The Upper Bound of Information Diffusion in Code Review

Background: Code review, the discussion around a code change among humans, forms a communication network that enables its participants to exchange and spread information. Although reported by qualitative studies, our understanding of the capability of code review as a communication network is still limited. Objective: In this article, we report on a first step towards evaluating the capability of code review as a communication network by quantifying how fast and how far information can spread through code review: the upper bound of information diffusion in code review. Method: In an in-silico experiment, we simulate an artificial information diffusion within large (Microsoft), mid-sized (Spotify), and small code review systems (Trivago) modelled as communication networks. We then measure the minimal topological and temporal distances between the participants to quantify how far and how fast information can spread in code review. Results: An average code review participants in the small and mid-sized code review systems can spread information to between 72% and 85% of all code review participants within four weeks independently of network size and tooling; for the large code review systems, we found an absolute boundary of about 11000 reachable participants. On average (median), information can spread between two participants in code review in less than five hops and less than five days. Conclusion: We found evidence that the communication network emerging from code review scales well and spreads information fast and broadly, corroborating the findings of prior qualitative work. The study lays the foundation for understanding and improving code review as a communication network.

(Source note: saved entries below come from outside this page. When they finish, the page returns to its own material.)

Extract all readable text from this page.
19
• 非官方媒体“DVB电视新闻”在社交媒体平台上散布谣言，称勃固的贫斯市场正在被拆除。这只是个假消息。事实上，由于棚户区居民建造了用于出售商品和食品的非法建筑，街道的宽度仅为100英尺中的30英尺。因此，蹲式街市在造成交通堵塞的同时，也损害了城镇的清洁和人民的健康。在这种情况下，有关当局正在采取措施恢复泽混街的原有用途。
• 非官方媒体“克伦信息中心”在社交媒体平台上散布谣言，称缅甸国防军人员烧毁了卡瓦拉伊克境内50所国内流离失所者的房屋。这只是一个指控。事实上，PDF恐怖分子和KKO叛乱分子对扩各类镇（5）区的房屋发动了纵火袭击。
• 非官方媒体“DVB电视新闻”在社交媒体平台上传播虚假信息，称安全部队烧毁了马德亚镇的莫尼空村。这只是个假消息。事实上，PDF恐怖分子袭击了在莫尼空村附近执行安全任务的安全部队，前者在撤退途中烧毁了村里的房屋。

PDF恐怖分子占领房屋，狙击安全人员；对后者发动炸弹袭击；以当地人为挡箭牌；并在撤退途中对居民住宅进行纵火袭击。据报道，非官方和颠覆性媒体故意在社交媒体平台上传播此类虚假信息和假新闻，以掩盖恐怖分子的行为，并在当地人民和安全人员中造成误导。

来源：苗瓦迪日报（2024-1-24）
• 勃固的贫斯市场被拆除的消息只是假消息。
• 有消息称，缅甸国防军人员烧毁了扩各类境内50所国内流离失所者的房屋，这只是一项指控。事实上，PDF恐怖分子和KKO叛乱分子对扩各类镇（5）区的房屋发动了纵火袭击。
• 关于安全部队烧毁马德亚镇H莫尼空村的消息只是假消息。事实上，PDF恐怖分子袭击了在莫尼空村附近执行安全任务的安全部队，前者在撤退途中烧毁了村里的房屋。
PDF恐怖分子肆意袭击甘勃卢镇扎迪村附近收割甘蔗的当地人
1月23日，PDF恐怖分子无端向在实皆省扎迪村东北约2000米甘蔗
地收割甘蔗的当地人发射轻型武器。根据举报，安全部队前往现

翻译：背景：代码评审，即围绕代码变更在人与人之间展开的讨论，构成了一个通信网络，使其参与者能够交换和传播信息。尽管定性研究已有报道，但我们对于代码评审作为通信网络的能力理解仍然有限。目的：本文旨在通过量化信息在代码评审中传播的速度与广度——即代码评审中信息传播的上界，来评估代码评审作为通信网络的能力，这是该方向研究的初步探索。方法：在一项计算机模拟实验中，我们在被建模为通信网络的大型（微软）、中型（Spotify）及小型（Trivago）代码评审系统中模拟了人工信息扩散过程。随后，我们通过测量参与者之间最小的拓扑距离与时间距离，来量化信息在代码评审中能够传播多远、多快。结果：在小型与中型代码评审系统中，平均每位参与者能够在四周内将信息传播至全部参与者的72%至85%，这一比例与网络规模及所用工具无关；对于大型代码评审系统，我们发现存在约11000名可达参与者的绝对边界。平均而言（中位数），信息在代码评审中任意两位参与者之间的传播距离少于五跳，时间少于五天。结论：我们发现了证据，表明由代码评审形成的通信网络具有良好的可扩展性，并能快速、广泛地传播信息，这证实了先前定性研究的发现。本研究为理解并改进代码评审作为通信网络奠定了基础。